API crashes on etag calculation during connection reset
Describe the bug The API crashes if a connection is terminated when an Etag is being calculated.
Logs attached: Explore-logs-05_15_2023, 11_51_32 PM.txt
API Version: 7.1.10
The Unable to calculate transaction ETag log message appears to be a red herring. The error handling paths for that are solid, and I've simulated throwing the same error there and it doesn't crash the API. It's likely some other pg interaction that isn't handling the ECONNRESET error correctly and crashing. The challenging part is that the stack traces in the error log are very short -- they don't show where in the application code this is happening:
Error: read ECONNRESET
at TCP.onStreamRead (node:internal/stream_base_commons:217:20)

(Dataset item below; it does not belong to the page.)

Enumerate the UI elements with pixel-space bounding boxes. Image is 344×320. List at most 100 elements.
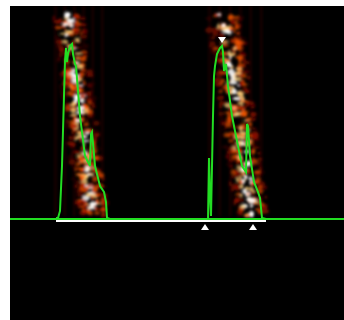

at TCP.callbackTrampoline (node:internal/async_hooks:130:17)
Also, we do have ECONNRESET errors covered in the general postgres error handler:
https://github.com/hirosystems/stacks-blockchain-api/blob/9dc72488bff40de008d4245172259185840fc670/src/datastore/helpers.ts#L241
@CharlieC3 has this happened more than once and/or are you able to reproduce? Otherwise I think we'd need to manually test by injecting this error at the pg lib level then test a bunch of calls to see if/what causes the crash.
I'm also curious, could include more logs before the exit? I wonder if this lines up with the recent re-enabling of socket-io. Perhaps the bug could be in that area. I've scanned through the pg queries performed by socket-io related code and nothing immediately stood out.
@zone117x According to our logs this is a repeat occurrence and is becoming more frequent. Here's one example, and one more.
I do see some errors with the proxy server right before this etag error appears which I didn't notice before. It's possible this is the root cause and the etag error is a result of that.